The fact that the applicable tax rates were reduced after Year 1, the year in which the sale took place, would generally result in denial of consent for revocation of an election out of the installment method on the basis that the request to revoke the election would be based on hindsight and the intent to avoid federal income taxes. Although the tax rates were reduced after Year 1, the reduction occurred before the Taxpayer's return for Year 1 was filed on extension. At the time the return was filed, the reduction in tax rates had already been enacted. Based upon the timing of the enactment of the change in tax rates and the information described above, it was evident at the time the Taxpayer's Year 1 return was filed that the use of the installment method would have been beneficial for the Taxpayer.
Based on careful consideration of all of the information submitted and the representations made, we conclude that the Taxpayer will be allowed to revoke the election out of the installment method with respect to the Year 1 sale of Asset # 2.
Permission to revoke the election out of the installment method of reporting for the Year 1 sale of Asset # 2 is granted for the period that ends 75 days after the date of this letter. In order to revoke the election out of the installment method for the sale at issue, the Taxpayer must file an amended federal income tax return for Year 1 and any other previously filed returns on which a portion of the gain from the sale is reportable under the installment method. A copy of this letter ruling must be attached to each of the amended return(s).
Except as expressly provided herein, no opinion is expressed or implied concerning the tax consequences of any aspect of any transaction or item discussed or referenced in this letter, including the computation of gain to be reported under the installment method.
This ruling is directed only to the taxpayer who requested it. Section 6110(k)(3) of the Code provides that it may not be used or cited as precedent.
In accordance with the Power of Attorney on file with this office, a copy of this letter is being sent to your authorized representative.
A copy of this letter must be attached to any income tax return to which it is relevant. Alternatively, taxpayers filing their returns electronically may satisfy this requirement by attaching a statement to their return that provides the date and control number of the letter ruling.

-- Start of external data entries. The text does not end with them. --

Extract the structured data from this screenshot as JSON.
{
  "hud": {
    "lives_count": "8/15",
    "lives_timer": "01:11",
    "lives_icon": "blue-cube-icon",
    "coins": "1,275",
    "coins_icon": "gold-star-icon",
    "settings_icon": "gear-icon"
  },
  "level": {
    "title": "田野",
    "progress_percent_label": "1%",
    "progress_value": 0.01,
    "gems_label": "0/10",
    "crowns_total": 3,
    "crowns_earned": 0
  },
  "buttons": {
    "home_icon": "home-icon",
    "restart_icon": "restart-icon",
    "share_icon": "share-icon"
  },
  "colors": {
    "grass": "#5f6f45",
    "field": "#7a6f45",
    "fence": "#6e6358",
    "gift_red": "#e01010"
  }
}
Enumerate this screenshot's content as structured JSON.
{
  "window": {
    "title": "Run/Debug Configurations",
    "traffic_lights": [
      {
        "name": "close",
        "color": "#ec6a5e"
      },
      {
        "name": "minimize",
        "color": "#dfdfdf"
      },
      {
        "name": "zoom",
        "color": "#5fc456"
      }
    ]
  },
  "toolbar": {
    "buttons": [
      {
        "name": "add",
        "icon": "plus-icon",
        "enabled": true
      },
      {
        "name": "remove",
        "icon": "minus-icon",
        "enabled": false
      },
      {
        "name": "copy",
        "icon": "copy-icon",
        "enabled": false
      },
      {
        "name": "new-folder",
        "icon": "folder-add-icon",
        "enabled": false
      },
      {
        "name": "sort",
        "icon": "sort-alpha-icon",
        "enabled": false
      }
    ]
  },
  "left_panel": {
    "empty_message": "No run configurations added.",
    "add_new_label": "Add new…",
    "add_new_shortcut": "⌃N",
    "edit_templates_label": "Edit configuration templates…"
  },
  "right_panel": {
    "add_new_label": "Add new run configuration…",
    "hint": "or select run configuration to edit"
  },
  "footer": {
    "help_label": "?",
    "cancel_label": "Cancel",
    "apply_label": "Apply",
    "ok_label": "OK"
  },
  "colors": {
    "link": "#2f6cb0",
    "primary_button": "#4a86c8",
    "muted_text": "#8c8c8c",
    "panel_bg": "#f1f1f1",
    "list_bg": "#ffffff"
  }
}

The rulings contained in this letter are based upon information and representations submitted by the taxpayer and accompanied by a penalty of perjury statement executed by an appropriate party. This ruling is conditioned upon the accuracy of that information and those representations. While this office has not verified any of the material submitted in support of the request for rulings, it is subject to verification on examination.
Thomas A. Luxner
Chief, Branch 1
(Income Tax & Accounting)
This document may not be used or cited as precedent.